Du Sautoy says that while warehouse space values bottomed out in 2022 and have since recovered, office property valuations “were hit hard and continued to be hit afterward.”
Only a handful of London office buildings sold for more than £100 million in the first half of 2024. However, Brookfield has put Citypoint, a Grade II listed tower on the northern edge of the city, up for sale for £500m in what is seen as a major test of investor sentiment. Deals in the UK office real estate sector totaled £4.2 billion in the first half of 2024, up from £5.4 billion in the first half of 2023, according to MSCI.
Analysts say landlords, who typically borrowed during times of lower interest rates, are holding on to properties rather than selling them – which would crystallize any losses – even if they have to inject more equity when refinancing at higher interest rates. Some older office spaces will also need expensive upgrades to meet stricter environmental standards that will come into effect in 2030.
Some believe that the office real estate market has changed permanently as technology enables a shift to hybrid working. Mark Dixon, the founder and CEO of International Workplace Group (IWG), a co-working group that owns the Regus and Spaces brands, said he plans to open 100 to 120 new flexible workspaces next year.
But others believe the increase in back-to-work mandates means office values may be at an inflection point. A new survey from consultancy KPMG shows that 83% of UK CEOs believe there will be a return to pre-pandemic ways of working within three years, up from 64% in 2023. Just over 80% say they will who come to work are likely to reward. to the office, up significantly from 56% in 2023.

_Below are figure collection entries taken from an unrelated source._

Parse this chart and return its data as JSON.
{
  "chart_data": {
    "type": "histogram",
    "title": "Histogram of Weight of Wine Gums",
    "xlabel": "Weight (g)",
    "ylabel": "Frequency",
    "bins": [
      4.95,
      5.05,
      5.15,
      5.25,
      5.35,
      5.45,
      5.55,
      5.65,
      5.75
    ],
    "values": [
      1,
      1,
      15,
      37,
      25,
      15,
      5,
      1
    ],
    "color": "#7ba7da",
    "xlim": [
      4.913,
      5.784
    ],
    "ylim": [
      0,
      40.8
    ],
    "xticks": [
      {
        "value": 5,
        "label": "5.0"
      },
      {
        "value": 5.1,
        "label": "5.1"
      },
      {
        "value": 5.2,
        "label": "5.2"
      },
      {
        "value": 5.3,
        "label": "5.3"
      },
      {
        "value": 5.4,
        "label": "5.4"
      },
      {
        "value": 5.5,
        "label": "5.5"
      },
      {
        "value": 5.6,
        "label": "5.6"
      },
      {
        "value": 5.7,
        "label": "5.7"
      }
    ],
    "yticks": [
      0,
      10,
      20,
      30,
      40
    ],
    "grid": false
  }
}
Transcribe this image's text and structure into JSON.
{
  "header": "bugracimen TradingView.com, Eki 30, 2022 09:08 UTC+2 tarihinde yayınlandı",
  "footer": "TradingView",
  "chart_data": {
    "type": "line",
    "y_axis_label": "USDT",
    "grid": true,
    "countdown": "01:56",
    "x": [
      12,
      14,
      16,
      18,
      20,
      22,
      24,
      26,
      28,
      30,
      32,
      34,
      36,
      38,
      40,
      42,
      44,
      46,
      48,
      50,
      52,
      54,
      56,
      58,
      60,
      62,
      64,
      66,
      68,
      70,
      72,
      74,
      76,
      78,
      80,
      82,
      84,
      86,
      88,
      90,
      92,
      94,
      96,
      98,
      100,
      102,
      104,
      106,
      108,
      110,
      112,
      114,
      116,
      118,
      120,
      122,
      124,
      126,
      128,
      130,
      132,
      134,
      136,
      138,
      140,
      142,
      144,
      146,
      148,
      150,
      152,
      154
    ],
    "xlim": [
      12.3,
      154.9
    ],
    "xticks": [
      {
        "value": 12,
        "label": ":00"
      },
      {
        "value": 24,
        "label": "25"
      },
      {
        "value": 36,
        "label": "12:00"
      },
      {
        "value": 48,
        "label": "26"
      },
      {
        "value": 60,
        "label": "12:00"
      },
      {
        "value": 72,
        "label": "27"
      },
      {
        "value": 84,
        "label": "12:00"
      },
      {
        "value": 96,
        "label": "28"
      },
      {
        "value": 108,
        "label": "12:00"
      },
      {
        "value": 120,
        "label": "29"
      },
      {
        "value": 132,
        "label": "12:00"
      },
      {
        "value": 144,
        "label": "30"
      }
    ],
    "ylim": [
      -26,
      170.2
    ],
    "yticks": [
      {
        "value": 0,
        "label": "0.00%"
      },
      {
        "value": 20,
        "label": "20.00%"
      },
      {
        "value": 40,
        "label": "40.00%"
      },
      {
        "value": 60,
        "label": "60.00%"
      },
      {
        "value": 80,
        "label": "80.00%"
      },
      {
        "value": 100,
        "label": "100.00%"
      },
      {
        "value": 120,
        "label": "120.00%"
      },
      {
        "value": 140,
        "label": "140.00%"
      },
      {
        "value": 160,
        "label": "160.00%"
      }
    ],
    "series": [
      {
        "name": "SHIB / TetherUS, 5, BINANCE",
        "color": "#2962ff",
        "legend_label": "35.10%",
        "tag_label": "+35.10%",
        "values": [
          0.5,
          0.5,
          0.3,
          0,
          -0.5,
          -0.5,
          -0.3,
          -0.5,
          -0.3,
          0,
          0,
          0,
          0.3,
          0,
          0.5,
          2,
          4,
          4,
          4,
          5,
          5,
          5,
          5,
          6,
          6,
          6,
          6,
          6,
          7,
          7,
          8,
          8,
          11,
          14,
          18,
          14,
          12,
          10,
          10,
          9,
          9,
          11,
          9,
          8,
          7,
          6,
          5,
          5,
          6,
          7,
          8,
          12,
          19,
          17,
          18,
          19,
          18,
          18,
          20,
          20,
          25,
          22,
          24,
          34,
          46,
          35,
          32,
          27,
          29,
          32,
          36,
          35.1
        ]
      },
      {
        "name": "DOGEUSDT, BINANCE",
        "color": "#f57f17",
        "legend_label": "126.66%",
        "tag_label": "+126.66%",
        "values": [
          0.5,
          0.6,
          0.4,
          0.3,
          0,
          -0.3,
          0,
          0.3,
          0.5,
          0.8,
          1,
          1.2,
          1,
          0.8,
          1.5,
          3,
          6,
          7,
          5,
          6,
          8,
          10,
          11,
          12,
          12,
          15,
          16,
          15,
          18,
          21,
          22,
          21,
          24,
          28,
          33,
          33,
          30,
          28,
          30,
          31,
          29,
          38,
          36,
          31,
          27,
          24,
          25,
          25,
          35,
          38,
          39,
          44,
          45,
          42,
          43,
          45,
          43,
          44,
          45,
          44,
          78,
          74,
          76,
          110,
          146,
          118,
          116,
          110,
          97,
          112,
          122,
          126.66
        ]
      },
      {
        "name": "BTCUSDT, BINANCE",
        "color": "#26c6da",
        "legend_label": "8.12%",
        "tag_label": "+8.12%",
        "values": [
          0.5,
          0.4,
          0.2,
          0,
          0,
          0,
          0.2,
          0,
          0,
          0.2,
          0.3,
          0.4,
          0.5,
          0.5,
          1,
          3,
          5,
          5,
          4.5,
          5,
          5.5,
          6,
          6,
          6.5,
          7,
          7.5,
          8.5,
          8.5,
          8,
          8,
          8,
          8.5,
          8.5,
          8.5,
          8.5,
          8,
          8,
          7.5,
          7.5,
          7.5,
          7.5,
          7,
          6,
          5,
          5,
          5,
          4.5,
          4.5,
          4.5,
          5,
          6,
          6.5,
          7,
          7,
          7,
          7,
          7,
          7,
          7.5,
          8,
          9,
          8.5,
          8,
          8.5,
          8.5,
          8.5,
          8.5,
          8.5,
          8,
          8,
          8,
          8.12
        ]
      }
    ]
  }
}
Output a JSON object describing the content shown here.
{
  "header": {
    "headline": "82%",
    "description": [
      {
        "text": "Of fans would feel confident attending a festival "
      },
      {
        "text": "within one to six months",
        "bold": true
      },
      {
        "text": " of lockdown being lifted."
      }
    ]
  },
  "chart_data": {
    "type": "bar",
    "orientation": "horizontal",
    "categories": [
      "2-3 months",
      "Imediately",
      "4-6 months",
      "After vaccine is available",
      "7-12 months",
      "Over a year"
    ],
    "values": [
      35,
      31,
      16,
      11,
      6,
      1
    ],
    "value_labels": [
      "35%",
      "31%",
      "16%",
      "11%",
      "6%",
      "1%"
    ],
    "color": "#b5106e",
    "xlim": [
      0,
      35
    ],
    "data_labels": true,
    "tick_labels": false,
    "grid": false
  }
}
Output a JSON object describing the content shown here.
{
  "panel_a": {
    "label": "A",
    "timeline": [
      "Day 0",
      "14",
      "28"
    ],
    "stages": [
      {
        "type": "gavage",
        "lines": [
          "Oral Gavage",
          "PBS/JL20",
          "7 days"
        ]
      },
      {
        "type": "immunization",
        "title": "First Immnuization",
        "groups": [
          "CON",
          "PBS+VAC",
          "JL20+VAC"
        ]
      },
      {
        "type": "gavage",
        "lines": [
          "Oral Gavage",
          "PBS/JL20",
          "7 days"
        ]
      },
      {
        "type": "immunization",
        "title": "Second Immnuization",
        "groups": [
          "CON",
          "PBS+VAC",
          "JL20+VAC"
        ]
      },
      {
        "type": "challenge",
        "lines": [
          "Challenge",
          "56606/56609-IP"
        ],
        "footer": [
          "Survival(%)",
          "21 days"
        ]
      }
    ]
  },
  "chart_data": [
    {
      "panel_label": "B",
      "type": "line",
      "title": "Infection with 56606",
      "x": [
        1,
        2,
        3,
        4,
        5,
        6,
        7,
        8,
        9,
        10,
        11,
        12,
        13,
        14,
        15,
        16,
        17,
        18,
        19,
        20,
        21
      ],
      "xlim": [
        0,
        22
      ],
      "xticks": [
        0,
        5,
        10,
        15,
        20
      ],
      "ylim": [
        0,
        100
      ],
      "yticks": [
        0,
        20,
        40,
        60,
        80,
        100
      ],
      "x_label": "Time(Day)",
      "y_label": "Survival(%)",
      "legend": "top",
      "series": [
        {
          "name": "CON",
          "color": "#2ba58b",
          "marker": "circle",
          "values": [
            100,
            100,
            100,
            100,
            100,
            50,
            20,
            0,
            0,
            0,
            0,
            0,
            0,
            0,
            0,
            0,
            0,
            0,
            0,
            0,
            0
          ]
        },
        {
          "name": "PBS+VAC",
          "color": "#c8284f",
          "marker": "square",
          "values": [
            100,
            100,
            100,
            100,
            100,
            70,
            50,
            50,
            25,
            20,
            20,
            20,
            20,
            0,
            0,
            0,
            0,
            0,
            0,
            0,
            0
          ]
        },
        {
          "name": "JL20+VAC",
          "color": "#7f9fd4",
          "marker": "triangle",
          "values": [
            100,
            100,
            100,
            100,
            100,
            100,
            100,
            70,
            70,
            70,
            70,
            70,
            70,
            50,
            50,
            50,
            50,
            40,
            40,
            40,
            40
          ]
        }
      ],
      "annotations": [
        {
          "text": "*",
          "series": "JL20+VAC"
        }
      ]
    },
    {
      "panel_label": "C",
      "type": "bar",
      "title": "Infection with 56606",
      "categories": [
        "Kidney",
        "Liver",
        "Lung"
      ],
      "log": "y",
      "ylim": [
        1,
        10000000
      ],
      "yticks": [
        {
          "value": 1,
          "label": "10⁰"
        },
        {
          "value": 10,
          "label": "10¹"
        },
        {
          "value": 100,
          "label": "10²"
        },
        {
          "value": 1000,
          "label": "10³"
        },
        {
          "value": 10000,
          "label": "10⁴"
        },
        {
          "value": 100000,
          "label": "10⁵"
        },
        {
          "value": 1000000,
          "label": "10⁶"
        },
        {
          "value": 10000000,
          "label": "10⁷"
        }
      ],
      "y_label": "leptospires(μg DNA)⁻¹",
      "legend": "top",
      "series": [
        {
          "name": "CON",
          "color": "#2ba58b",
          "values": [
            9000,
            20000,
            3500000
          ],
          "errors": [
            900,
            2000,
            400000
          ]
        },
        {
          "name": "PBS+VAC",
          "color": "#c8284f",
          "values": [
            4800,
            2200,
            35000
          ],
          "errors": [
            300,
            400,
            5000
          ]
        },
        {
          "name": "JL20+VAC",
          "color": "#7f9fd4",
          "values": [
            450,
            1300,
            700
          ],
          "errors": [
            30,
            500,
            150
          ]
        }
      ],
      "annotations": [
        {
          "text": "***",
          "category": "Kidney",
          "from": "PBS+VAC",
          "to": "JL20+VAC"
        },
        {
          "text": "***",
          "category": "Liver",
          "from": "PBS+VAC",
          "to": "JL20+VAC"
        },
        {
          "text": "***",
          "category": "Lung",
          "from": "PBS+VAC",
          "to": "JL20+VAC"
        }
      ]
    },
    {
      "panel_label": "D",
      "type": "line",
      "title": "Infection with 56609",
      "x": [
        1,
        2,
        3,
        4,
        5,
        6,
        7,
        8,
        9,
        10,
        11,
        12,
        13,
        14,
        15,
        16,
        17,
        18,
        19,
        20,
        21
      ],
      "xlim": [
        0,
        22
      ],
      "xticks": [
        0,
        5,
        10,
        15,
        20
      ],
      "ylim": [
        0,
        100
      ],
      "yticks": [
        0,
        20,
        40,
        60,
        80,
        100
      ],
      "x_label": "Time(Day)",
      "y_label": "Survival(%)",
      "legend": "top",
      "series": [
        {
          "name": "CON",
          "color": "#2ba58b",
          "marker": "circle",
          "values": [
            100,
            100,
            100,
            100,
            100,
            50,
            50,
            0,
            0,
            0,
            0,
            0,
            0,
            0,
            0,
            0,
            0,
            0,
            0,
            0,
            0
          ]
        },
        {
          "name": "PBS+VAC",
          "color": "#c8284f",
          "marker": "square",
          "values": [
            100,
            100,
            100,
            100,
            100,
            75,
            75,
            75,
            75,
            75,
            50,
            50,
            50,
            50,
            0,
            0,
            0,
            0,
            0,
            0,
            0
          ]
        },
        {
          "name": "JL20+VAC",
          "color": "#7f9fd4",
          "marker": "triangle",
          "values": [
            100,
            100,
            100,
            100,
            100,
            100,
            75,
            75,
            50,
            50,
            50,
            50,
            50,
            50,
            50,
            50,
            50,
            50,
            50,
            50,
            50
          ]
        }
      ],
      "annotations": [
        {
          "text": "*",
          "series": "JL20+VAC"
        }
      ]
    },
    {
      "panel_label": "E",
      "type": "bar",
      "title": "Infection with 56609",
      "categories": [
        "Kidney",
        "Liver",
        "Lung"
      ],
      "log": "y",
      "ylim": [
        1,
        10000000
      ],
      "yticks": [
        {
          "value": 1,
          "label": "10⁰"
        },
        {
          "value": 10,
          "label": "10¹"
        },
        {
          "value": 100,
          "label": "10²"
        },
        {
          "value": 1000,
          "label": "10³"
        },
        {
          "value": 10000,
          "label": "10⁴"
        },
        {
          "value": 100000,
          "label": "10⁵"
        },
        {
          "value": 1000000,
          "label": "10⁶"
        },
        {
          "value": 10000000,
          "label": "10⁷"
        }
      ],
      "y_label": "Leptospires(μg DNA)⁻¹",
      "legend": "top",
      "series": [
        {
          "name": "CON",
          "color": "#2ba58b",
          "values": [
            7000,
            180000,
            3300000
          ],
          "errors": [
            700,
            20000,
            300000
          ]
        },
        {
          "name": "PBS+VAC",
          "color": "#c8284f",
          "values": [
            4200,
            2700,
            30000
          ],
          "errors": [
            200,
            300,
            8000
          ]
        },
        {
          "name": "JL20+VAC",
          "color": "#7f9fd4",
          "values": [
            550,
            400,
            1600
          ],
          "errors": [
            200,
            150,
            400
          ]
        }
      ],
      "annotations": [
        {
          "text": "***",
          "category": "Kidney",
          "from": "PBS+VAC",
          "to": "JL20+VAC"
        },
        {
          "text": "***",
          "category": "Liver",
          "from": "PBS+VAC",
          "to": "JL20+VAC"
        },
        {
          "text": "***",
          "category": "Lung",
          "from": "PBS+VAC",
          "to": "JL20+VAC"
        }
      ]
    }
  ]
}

But real estate groups don’t just wait and hope. Canary Wharf has converted some of its office space to mixed and residential uses – more than 3,500 people now live in the area – and is attracting tenants from the life sciences and education sectors, not just financial services firms.
As mentioned, the demand for top-quality office space is reliable. CoStar recorded record rental prices for several recently completed buildings around London’s Elizabeth Line stations at Bond Street and Farringdon.
Du Sautoy says developers are adding rooftop terraces, event spaces and collaboration spaces to help employers attract workers back to the office.
“There may be an extra push for four days,” he says. “I don’t think we’ll go back to five days. If a company is willing to accept an office that is understaffed one day a week, that will not impact their real estate decisions.”